BIO5 Institute, University of Arizona, Tucson, Arizona, USA.
Department of Mathematics, University of Arizona, Tucson, Arizona, USA.
Epilepsia. 2024 Nov;65(11):3324-3334. doi: 10.1111/epi.18118. Epub 2024 Sep 18.
Phenotypic heterogeneity presents challenges in providing clinical care to patients with pathogenic SCN8A variants, which underly a wide disease spectrum ranging from neurodevelopmental delays without seizures to a continuum of mild to severe developmental and epileptic encephalopathies (DEEs). An important unanswered question is whether there are clinically important subgroups within this wide spectrum. Using both supervised and unsupervised machine learning (ML) approaches, we previously found statistical support for two and three subgroups associated with loss- and gain- of- function vari-ants, respectively. Here, we test the hypothesis that the unsupervised subgroups (U1-U3) are distinguished by differential contributions of developmental and epileptic components.

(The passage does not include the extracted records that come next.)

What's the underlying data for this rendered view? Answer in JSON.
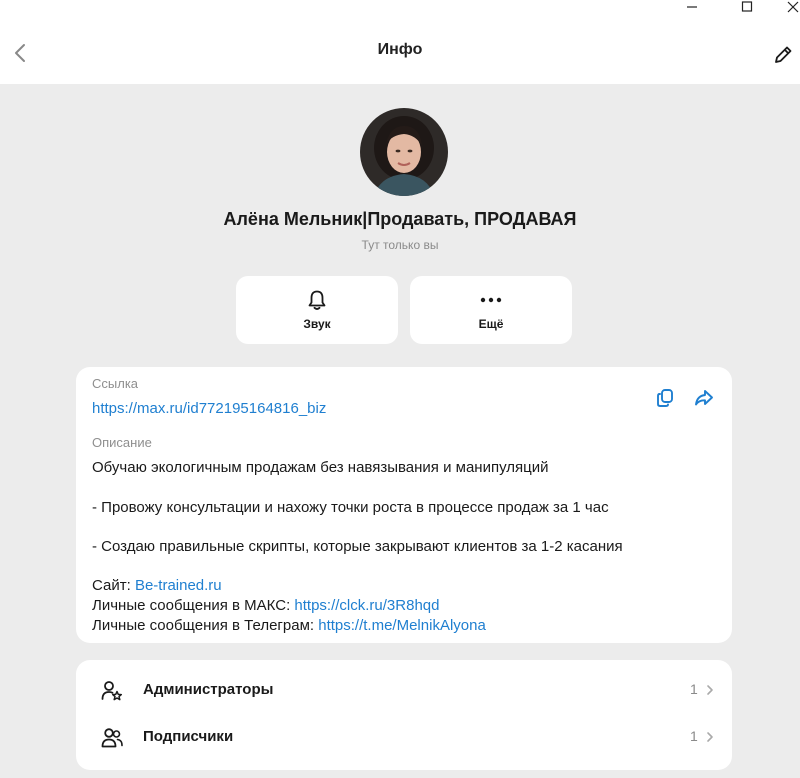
{
  "window": {
    "controls": {
      "minimize_icon": "minimize-icon",
      "maximize_icon": "maximize-icon",
      "close_icon": "close-icon"
    }
  },
  "header": {
    "title": "Инфо",
    "back_icon": "chevron-left-icon",
    "edit_icon": "pencil-icon"
  },
  "profile": {
    "name": "Алёна Мельник|Продавать, ПРОДАВАЯ",
    "subtitle": "Тут только вы"
  },
  "actions": [
    {
      "label": "Звук",
      "icon": "bell-icon"
    },
    {
      "label": "Ещё",
      "icon": "more-icon"
    }
  ],
  "info": {
    "link_label": "Ссылка",
    "link_value": "https://max.ru/id772195164816_biz",
    "description_label": "Описание",
    "description_lines": [
      "Обучаю экологичным продажам без навязывания и манипуляций",
      "- Провожу консультации и нахожу точки роста в процессе продаж за 1 час",
      "- Создаю правильные скрипты, которые закрывают клиентов за 1-2 касания"
    ],
    "site_prefix": "Сайт: ",
    "site_link": "Be-trained.ru",
    "max_prefix": "Личные сообщения в МАКС: ",
    "max_link": "https://clck.ru/3R8hqd",
    "tg_prefix": "Личные сообщения в Телеграм: ",
    "tg_link": "https://t.me/MelnikAlyona"
  },
  "list": [
    {
      "label": "Администраторы",
      "count": "1",
      "icon": "admin-icon"
    },
    {
      "label": "Подписчики",
      "count": "1",
      "icon": "subscribers-icon"
    }
  ],
  "colors": {
    "accent": "#1f7fd0",
    "background": "#ececec",
    "card": "#ffffff"
  }
}
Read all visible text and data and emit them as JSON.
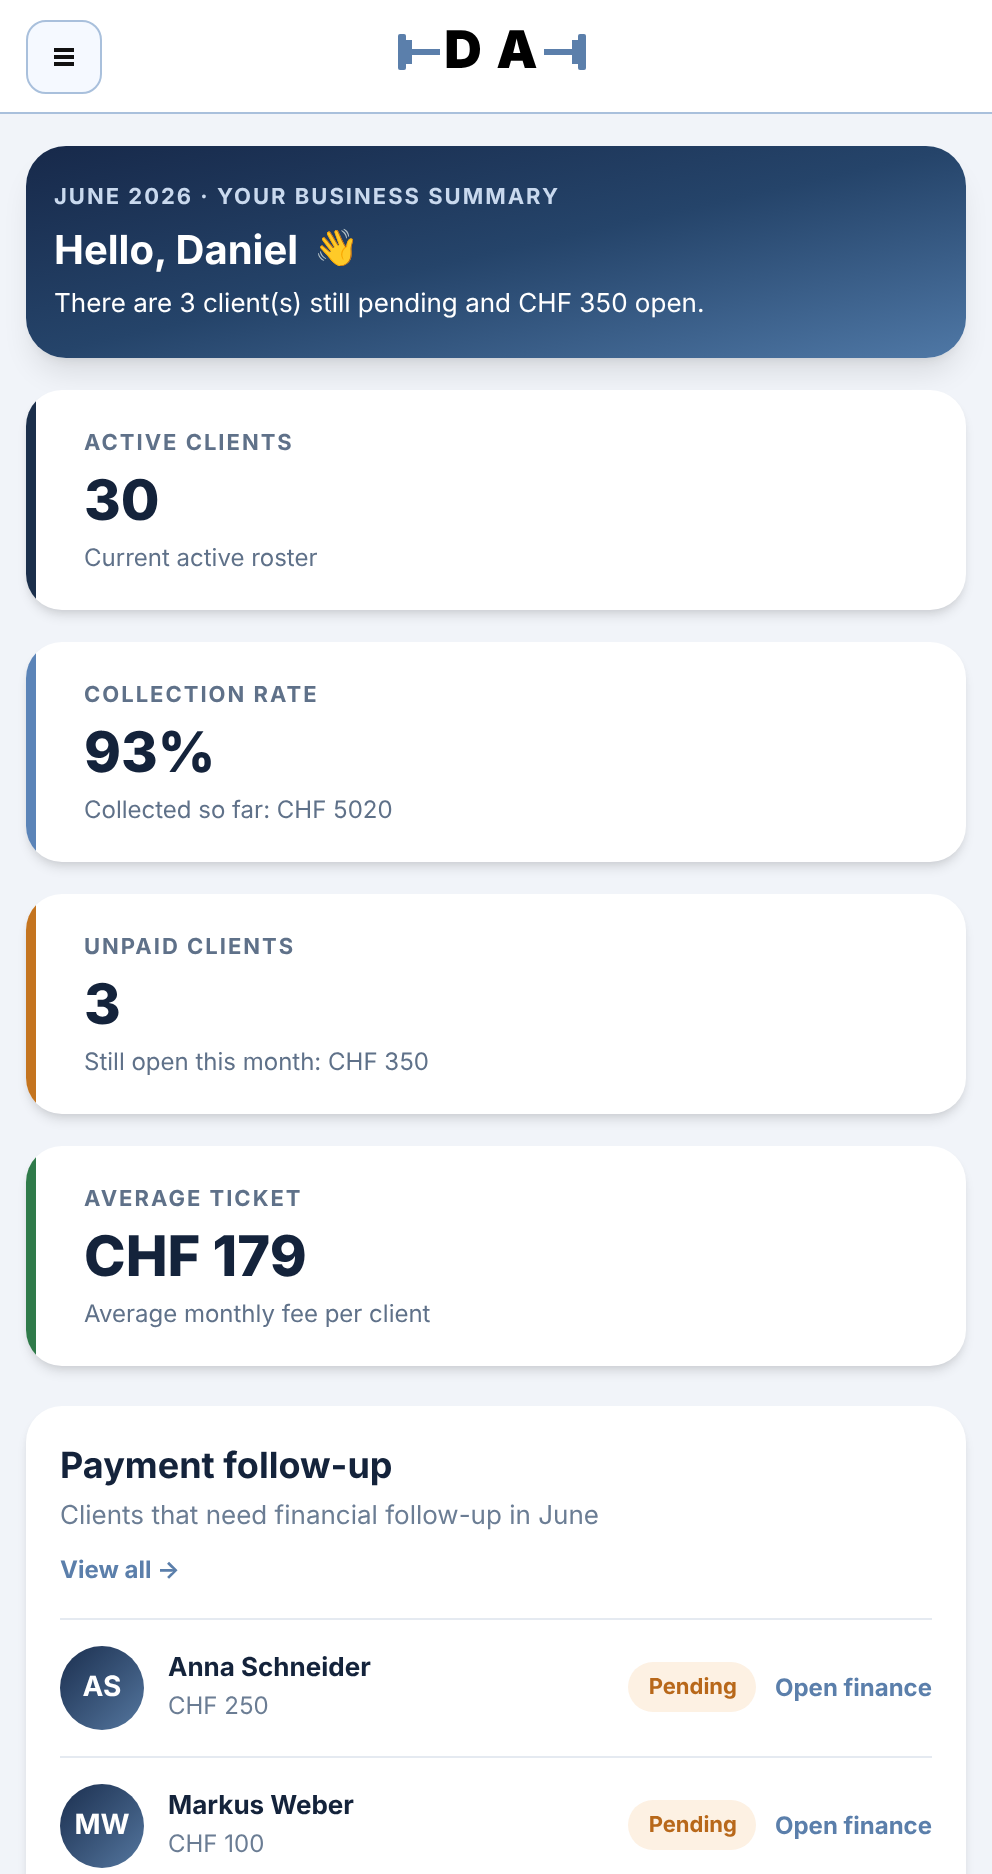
{
  "header": {
    "logo": "D A"
  },
  "summary": {
    "eyebrow": "JUNE 2026 · YOUR BUSINESS SUMMARY",
    "greeting": "Hello, Daniel",
    "emoji": "👋",
    "text": "There are 3 client(s) still pending and CHF 350 open."
  },
  "stats": [
    {
      "label": "ACTIVE CLIENTS",
      "value": "30",
      "note": "Current active roster",
      "color": "#1b2f4b"
    },
    {
      "label": "COLLECTION RATE",
      "value": "93%",
      "note": "Collected so far: CHF 5020",
      "color": "#5b84b8"
    },
    {
      "label": "UNPAID CLIENTS",
      "value": "3",
      "note": "Still open this month: CHF 350",
      "color": "#c4741f"
    },
    {
      "label": "AVERAGE TICKET",
      "value": "CHF 179",
      "note": "Average monthly fee per client",
      "color": "#2f7a4a"
    }
  ],
  "followup": {
    "title": "Payment follow-up",
    "subtitle": "Clients that need financial follow-up in June",
    "view_all": "View all →",
    "rows": [
      {
        "initials": "AS",
        "name": "Anna Schneider",
        "amount": "CHF 250",
        "status": "Pending",
        "action": "Open finance"
      },
      {
        "initials": "MW",
        "name": "Markus Weber",
        "amount": "CHF 100",
        "status": "Pending",
        "action": "Open finance"
      }
    ]
  }
}
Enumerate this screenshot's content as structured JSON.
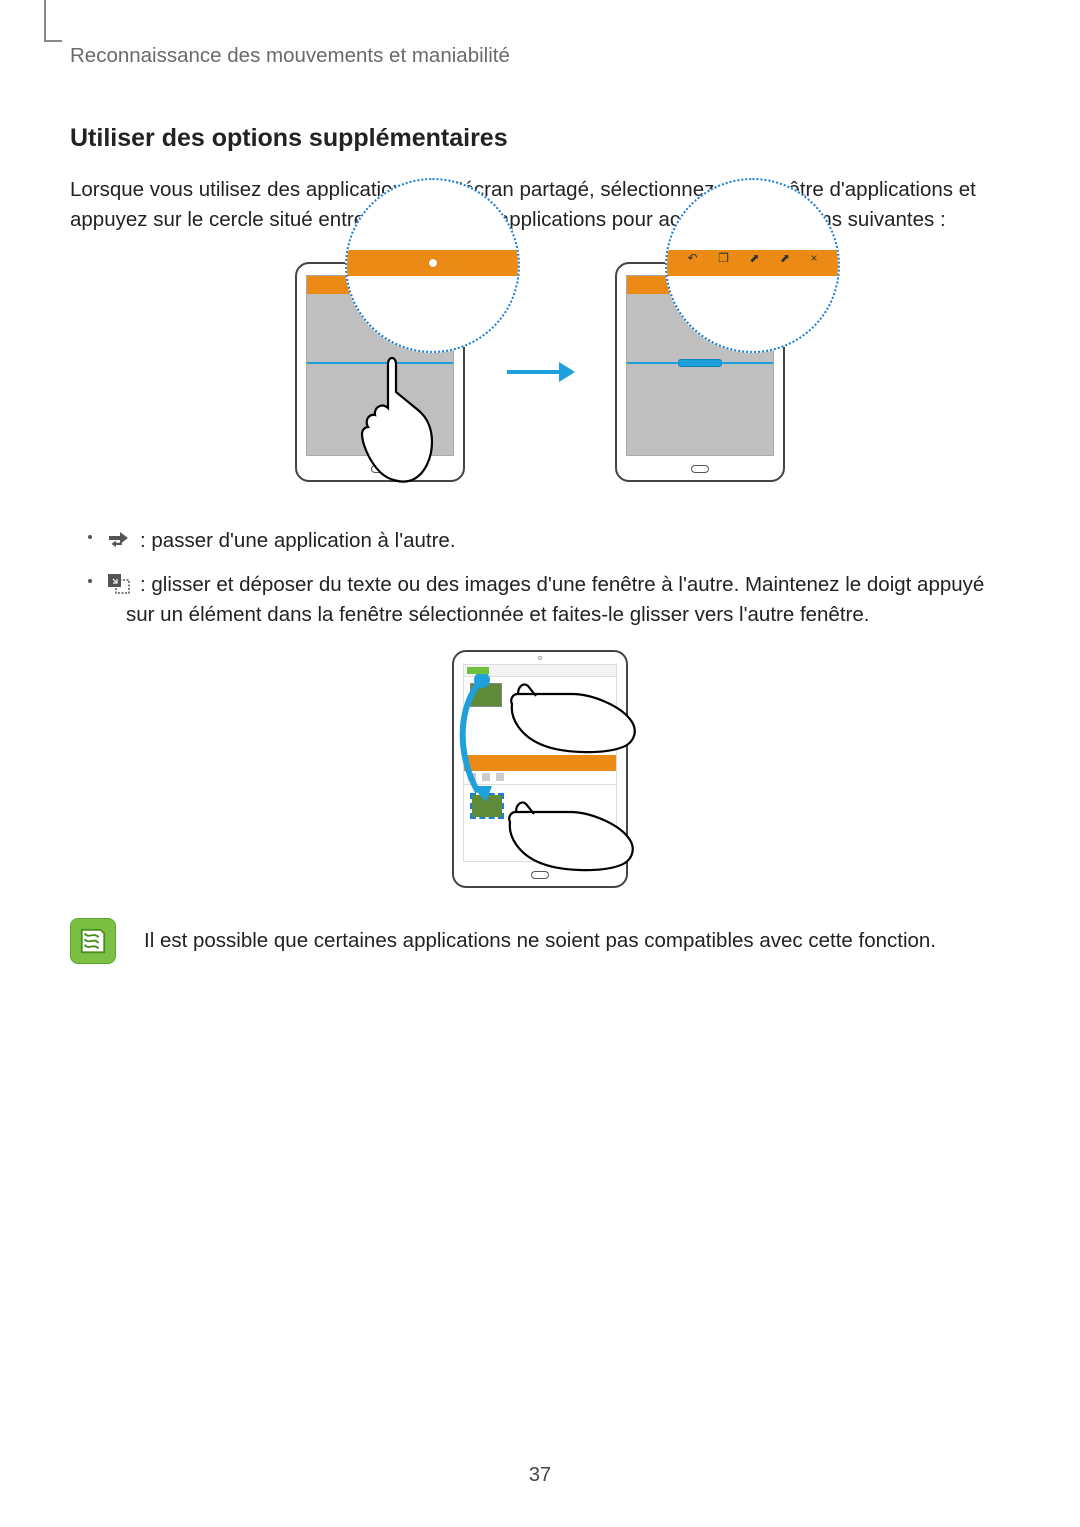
{
  "header": {
    "chapter_title": "Reconnaissance des mouvements et maniabilité"
  },
  "section": {
    "title": "Utiliser des options supplémentaires",
    "intro": "Lorsque vous utilisez des applications sur l'écran partagé, sélectionnez une fenêtre d'applications et appuyez sur le cercle situé entre les fenêtres d'applications pour accéder aux options suivantes :"
  },
  "bullets": [
    {
      "icon": "swap-apps-icon",
      "text": " : passer d'une application à l'autre."
    },
    {
      "icon": "drag-content-icon",
      "text": " : glisser et déposer du texte ou des images d'une fenêtre à l'autre. Maintenez le doigt appuyé sur un élément dans la fenêtre sélectionnée et faites-le glisser vers l'autre fenêtre."
    }
  ],
  "zoom2_icons": [
    "↶",
    "❐",
    "⬈",
    "⬈",
    "×"
  ],
  "note": {
    "text": "Il est possible que certaines applications ne soient pas compatibles avec cette fonction."
  },
  "page_number": "37"
}
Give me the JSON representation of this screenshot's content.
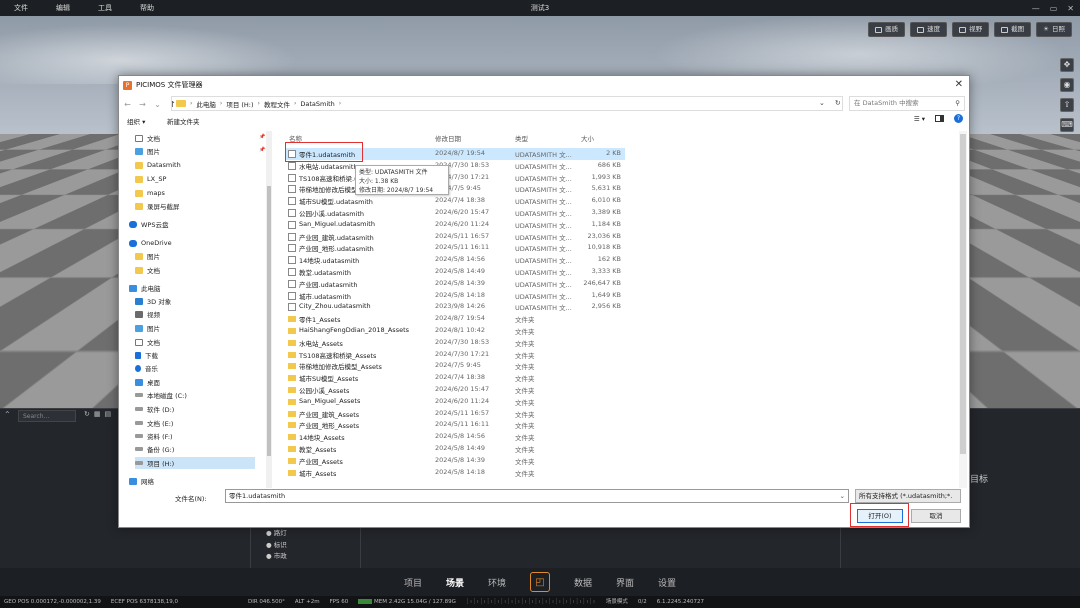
{
  "app": {
    "menu": [
      "文件",
      "编辑",
      "工具",
      "帮助"
    ],
    "title": "测试3",
    "window_controls": [
      "—",
      "▭",
      "✕"
    ]
  },
  "viewport_tools": [
    {
      "label": "画质",
      "icon": "image-icon"
    },
    {
      "label": "速度",
      "icon": "speed-icon"
    },
    {
      "label": "视野",
      "icon": "eye-icon"
    },
    {
      "label": "截图",
      "icon": "screenshot-icon"
    },
    {
      "label": "日照",
      "icon": "sun-icon"
    }
  ],
  "viewport_side_tools": [
    "✥",
    "◉",
    "⇧",
    "⌨"
  ],
  "axis": {
    "x": "X",
    "y": "Y",
    "z": "Z"
  },
  "left_panel": {
    "search_placeholder": "Search..."
  },
  "right_panel": {
    "target": "目标"
  },
  "layer_list": [
    "路灯",
    "标识",
    "市政"
  ],
  "bottom_tabs": [
    "项目",
    "场景",
    "环境",
    "数据",
    "界面",
    "设置"
  ],
  "active_tab": "场景",
  "status_bar": {
    "geo_pos": "GEO POS  0.000172,-0.000002,1.39",
    "ecef_pos": "ECEF POS  6378138,19,0",
    "dir": "DIR  046.500°",
    "alt": "ALT  +2m",
    "fps": "FPS  60",
    "mem": "MEM  2.42G  15.04G / 127.89G",
    "mode": "场景模式",
    "count": "0/2",
    "version": "6.1.2245.240727"
  },
  "dialog": {
    "title": "PICIMOS 文件管理器",
    "logo_letter": "P",
    "breadcrumb": [
      "此电脑",
      "项目 (H:)",
      "教程文件",
      "DataSmith"
    ],
    "search_placeholder": "在 DataSmith 中搜索",
    "organize": "组织 ▾",
    "new_folder": "新建文件夹",
    "columns": {
      "name": "名称",
      "date": "修改日期",
      "type": "类型",
      "size": "大小"
    },
    "nav": [
      {
        "label": "文档",
        "icon": "doc",
        "pinned": true
      },
      {
        "label": "图片",
        "icon": "pic",
        "pinned": true
      },
      {
        "label": "Datasmith",
        "icon": "f"
      },
      {
        "label": "LX_SP",
        "icon": "f"
      },
      {
        "label": "maps",
        "icon": "f"
      },
      {
        "label": "录屏与截屏",
        "icon": "f"
      },
      {
        "label": "WPS云盘",
        "icon": "cloud",
        "root": true
      },
      {
        "label": "OneDrive",
        "icon": "cloud",
        "root": true
      },
      {
        "label": "图片",
        "icon": "f"
      },
      {
        "label": "文档",
        "icon": "f"
      },
      {
        "label": "此电脑",
        "icon": "pc",
        "root": true
      },
      {
        "label": "3D 对象",
        "icon": "obj"
      },
      {
        "label": "视频",
        "icon": "vid"
      },
      {
        "label": "图片",
        "icon": "pic"
      },
      {
        "label": "文档",
        "icon": "doc"
      },
      {
        "label": "下载",
        "icon": "dl"
      },
      {
        "label": "音乐",
        "icon": "music"
      },
      {
        "label": "桌面",
        "icon": "pc"
      },
      {
        "label": "本地磁盘 (C:)",
        "icon": "drv"
      },
      {
        "label": "软件 (D:)",
        "icon": "drv"
      },
      {
        "label": "文档 (E:)",
        "icon": "drv"
      },
      {
        "label": "资料 (F:)",
        "icon": "drv"
      },
      {
        "label": "备份 (G:)",
        "icon": "drv"
      },
      {
        "label": "项目 (H:)",
        "icon": "drv",
        "selected": true
      },
      {
        "label": "网络",
        "icon": "net",
        "root": true
      }
    ],
    "files": [
      {
        "name": "零件1.udatasmith",
        "date": "2024/8/7 19:54",
        "type": "UDATASMITH 文...",
        "size": "2 KB",
        "kind": "file",
        "selected": true
      },
      {
        "name": "水电站.udatasmith",
        "date": "2024/7/30 18:53",
        "type": "UDATASMITH 文...",
        "size": "686 KB",
        "kind": "file"
      },
      {
        "name": "TS108高速和桥梁.udatasmith",
        "date": "2024/7/30 17:21",
        "type": "UDATASMITH 文...",
        "size": "1,993 KB",
        "kind": "file"
      },
      {
        "name": "带梯地加修改后模型.udatasmith",
        "date": "2024/7/5 9:45",
        "type": "UDATASMITH 文...",
        "size": "5,631 KB",
        "kind": "file"
      },
      {
        "name": "城市SU模型.udatasmith",
        "date": "2024/7/4 18:38",
        "type": "UDATASMITH 文...",
        "size": "6,010 KB",
        "kind": "file"
      },
      {
        "name": "公园小溪.udatasmith",
        "date": "2024/6/20 15:47",
        "type": "UDATASMITH 文...",
        "size": "3,389 KB",
        "kind": "file"
      },
      {
        "name": "San_Miguel.udatasmith",
        "date": "2024/6/20 11:24",
        "type": "UDATASMITH 文...",
        "size": "1,184 KB",
        "kind": "file"
      },
      {
        "name": "产业园_建筑.udatasmith",
        "date": "2024/5/11 16:57",
        "type": "UDATASMITH 文...",
        "size": "23,036 KB",
        "kind": "file"
      },
      {
        "name": "产业园_地形.udatasmith",
        "date": "2024/5/11 16:11",
        "type": "UDATASMITH 文...",
        "size": "10,918 KB",
        "kind": "file"
      },
      {
        "name": "14地块.udatasmith",
        "date": "2024/5/8 14:56",
        "type": "UDATASMITH 文...",
        "size": "162 KB",
        "kind": "file"
      },
      {
        "name": "教堂.udatasmith",
        "date": "2024/5/8 14:49",
        "type": "UDATASMITH 文...",
        "size": "3,333 KB",
        "kind": "file"
      },
      {
        "name": "产业园.udatasmith",
        "date": "2024/5/8 14:39",
        "type": "UDATASMITH 文...",
        "size": "246,647 KB",
        "kind": "file"
      },
      {
        "name": "城市.udatasmith",
        "date": "2024/5/8 14:18",
        "type": "UDATASMITH 文...",
        "size": "1,649 KB",
        "kind": "file"
      },
      {
        "name": "City_Zhou.udatasmith",
        "date": "2023/9/8 14:26",
        "type": "UDATASMITH 文...",
        "size": "2,956 KB",
        "kind": "file"
      },
      {
        "name": "零件1_Assets",
        "date": "2024/8/7 19:54",
        "type": "文件夹",
        "size": "",
        "kind": "folder"
      },
      {
        "name": "HaiShangFengDdian_2018_Assets",
        "date": "2024/8/1 10:42",
        "type": "文件夹",
        "size": "",
        "kind": "folder"
      },
      {
        "name": "水电站_Assets",
        "date": "2024/7/30 18:53",
        "type": "文件夹",
        "size": "",
        "kind": "folder"
      },
      {
        "name": "TS108高速和桥梁_Assets",
        "date": "2024/7/30 17:21",
        "type": "文件夹",
        "size": "",
        "kind": "folder"
      },
      {
        "name": "带梯地加修改后模型_Assets",
        "date": "2024/7/5 9:45",
        "type": "文件夹",
        "size": "",
        "kind": "folder"
      },
      {
        "name": "城市SU模型_Assets",
        "date": "2024/7/4 18:38",
        "type": "文件夹",
        "size": "",
        "kind": "folder"
      },
      {
        "name": "公园小溪_Assets",
        "date": "2024/6/20 15:47",
        "type": "文件夹",
        "size": "",
        "kind": "folder"
      },
      {
        "name": "San_Miguel_Assets",
        "date": "2024/6/20 11:24",
        "type": "文件夹",
        "size": "",
        "kind": "folder"
      },
      {
        "name": "产业园_建筑_Assets",
        "date": "2024/5/11 16:57",
        "type": "文件夹",
        "size": "",
        "kind": "folder"
      },
      {
        "name": "产业园_地形_Assets",
        "date": "2024/5/11 16:11",
        "type": "文件夹",
        "size": "",
        "kind": "folder"
      },
      {
        "name": "14地块_Assets",
        "date": "2024/5/8 14:56",
        "type": "文件夹",
        "size": "",
        "kind": "folder"
      },
      {
        "name": "教堂_Assets",
        "date": "2024/5/8 14:49",
        "type": "文件夹",
        "size": "",
        "kind": "folder"
      },
      {
        "name": "产业园_Assets",
        "date": "2024/5/8 14:39",
        "type": "文件夹",
        "size": "",
        "kind": "folder"
      },
      {
        "name": "城市_Assets",
        "date": "2024/5/8 14:18",
        "type": "文件夹",
        "size": "",
        "kind": "folder"
      }
    ],
    "tooltip": [
      "类型: UDATASMITH 文件",
      "大小: 1.38 KB",
      "修改日期: 2024/8/7 19:54"
    ],
    "filename_label": "文件名(N):",
    "filename_value": "零件1.udatasmith",
    "filter": "所有支持格式 (*.udatasmith;*.",
    "open_button": "打开(O)",
    "cancel_button": "取消"
  },
  "colors": {
    "highlight": "#e03030",
    "accent": "#1a6fd8",
    "brand": "#e8712c",
    "selection": "#cce8ff"
  }
}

We predicted that patients in the U1 and U2 subgroups would differ in timing of developmental delay and seizure onset, with earlier and concurrent onset of both features for the U3 subgroup. Standard statistical procedures were used to test these predictions, as well as to investigate clinically relevant associations among all five subgroups.
Two-population proportion and Kruskal-Wallis tests supported the hypothesis of a reversed order of developmental delay and seizure onset for patients in U1 and U2, and nearly synchronous developmental delay/seizure onset for the U3 (termed DEE) subgroup. Association testing identified subgroup variation in treatment response, frequency of initial seizure type, and comorbidities, as well as different median ages of developmental delay onset for all five subgroups.
Unsupervised ML approaches discern differential developmental and epileptic components among patients with SCN8A-related epilepsy. Patients in U1 (termed developmental encephalopathy) typically gain seizure control yet rarely experience improvements in development, whereas those in U2 (termed epileptic encephalopathy) have fewer if any developmental impairments despite difficulty in achieving seizure control. This understanding improves prognosis and clinical management and provides a framework to discover mechanisms underlying variability in clinical outcome of patients with SCN8A-related disorders.
致病性 SCN8A 变异导致表型异质性,给患者的临床治疗带来挑战,其疾病谱广泛,从无癫痫发作的神经发育迟缓到轻度至重度发育性和癫痫性脑病(DEE)连续谱。一个重要的未解决问题是在这个广泛的谱内是否存在临床重要的亚组。我们之前使用监督和无监督机器学习(ML)方法发现了与功能丧失和功能获得变异相关的两个和三个亚组的统计学支持。在这里,我们检验了无监督亚组(U1-U3)是否因发育和癫痫成分的差异贡献而不同的假设。
我们预测 U1 和 U2 亚组的患者在发育迟缓的时间和癫痫发作的起始方面会有所不同,U3 亚组的两者都具有更早和同时的发作。标准统计程序用于检验这些预测,以及调查所有五个亚组之间的临床相关关联。
两群体比例和 Kruskal-Wallis 检验支持 U1 和 U2 患者发育迟缓与癫痫发作起始顺序逆转的假设,而 U3(称为 DEE)亚组的发育延迟/癫痫发作几乎同步发生。关联检验确定了治疗反应、初始发作类型的频率和合并症的亚组变异,以及所有五个亚组发育迟缓起始的中位数年龄的差异。
无监督 ML 方法在 SCN8A 相关癫痫患者中辨别出不同的发育和癫痫成分。U1 组(称为发育性脑病)的患者通常能控制癫痫发作,但很少能改善发育,而 U2 组(称为癫痫性脑病)的患者尽管癫痫控制困难,但发育受损的情况较少或没有。这种理解改善了预后和临床管理,并为发现 SCN8A 相关疾病患者临床结局变异性的机制提供了框架。